O martelo será batido na reunião dos deputados da manhã de segunda-feira. Pode ser que eles prefiram “inverter a pauta”: resolver a situação de Assumção antes de escolher o conselheiro do TCES. Nesse caso, se esse entendimento prevalecer, os deputados poderão votar a situação de Assumção em plenário na tarde de segunda mesmo ou na tarde de terça, durante sessão ordinária ou extraordinária, deixando a votação do TCES para o limite do prazo, na sessão de quarta de manhã.

Outra hipótese é a presidência da Casa decidir prorrogar o prazo para a inscrição de candidatos à vaga do TCES, se Marcelo precisar ganhar tempo. Tecnicamente, ele pode fazer isso. Mas, politicamente, seria um movimento bastante arriscado, pois assim poderia desandar tudo o que foi construído até agora em favor da eleição de Davi.
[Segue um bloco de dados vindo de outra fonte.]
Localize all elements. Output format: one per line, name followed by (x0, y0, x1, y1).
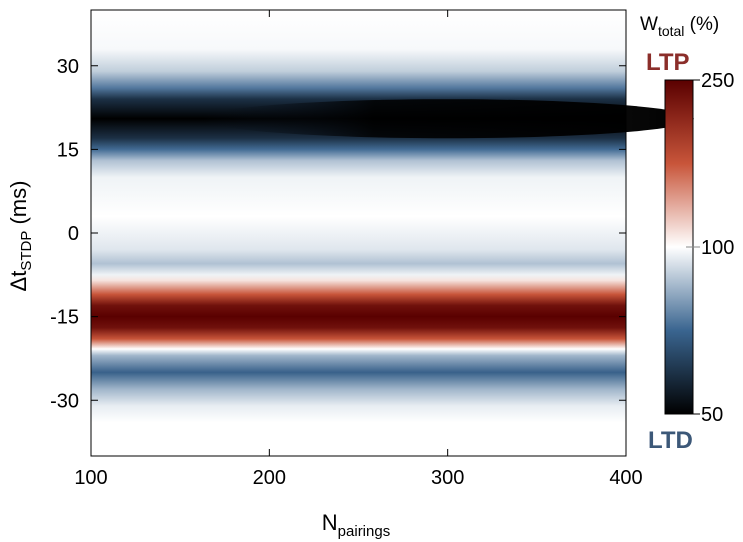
x-axis-label: Npairings (322, 510, 390, 540)
y-axis: 30 15 0 -15 -30 (50, 56, 626, 412)
colorbar: Wtotal (%) LTP 250 100 50 LTD (640, 14, 734, 454)
heatmap-field (91, 10, 626, 456)
colorbar-tick-label: 100 (701, 237, 734, 259)
y-tick-label: -30 (50, 390, 79, 412)
colorbar-tick-label: 50 (701, 404, 723, 426)
x-tick-label: 300 (431, 467, 464, 489)
plot-area (90, 9, 694, 457)
x-tick-label: 400 (609, 467, 642, 489)
y-tick-label: 15 (57, 139, 79, 161)
y-tick-label: 0 (68, 223, 79, 245)
colorbar-title: Wtotal (%) (640, 14, 719, 39)
y-tick-label: 30 (57, 56, 79, 78)
x-tick-label: 100 (74, 467, 107, 489)
x-axis: 100 200 300 400 (74, 10, 643, 489)
x-tick-label: 200 (253, 467, 286, 489)
ltd-label: LTD (648, 427, 693, 454)
colorbar-ticks: 250 100 50 (686, 70, 734, 426)
ltp-label: LTP (646, 49, 690, 76)
colorbar-tick-label: 250 (701, 70, 734, 92)
y-tick-label: -15 (50, 307, 79, 329)
y-axis-label: ΔtSTDP (ms) (6, 181, 35, 292)
ltd-band-core (201, 99, 694, 139)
Se esse tema começar a ficar “contaminado” por pressões relacionadas à situação de Assumção, uma vaga que hoje está no colo do candidato do governo Casagrande corre o risco de começar a escorregar de suas mãos, então é bom não dar sopa ao azar.

Errata

No texto original desta publicação, escrevemos que, em primeira interpretação do texto constitucional, seriam necessários os votos da maioria absoluta dos deputados (no caso concreto, 16) para reformar a decisão judicial, portanto para sustar a prisão decretada pelo ministro do STF. É o contrário, no entanto, de acordo com o procurador-geral da Assembleia Legislativa, Anderson Sant’Ana Pedra.

Segundo ele, serão necessários 16 votos em plenário para se manter a prisão de Assumção decretada pela autoridade judicial. A Procuradoria-Geral da Assembleia, afirma, seguiu a doutrina jurídica e os entendimentos aplicados pela Câmara dos Deputados em casos análogos.

Nossa informação inicial foi corrigida no texto acima.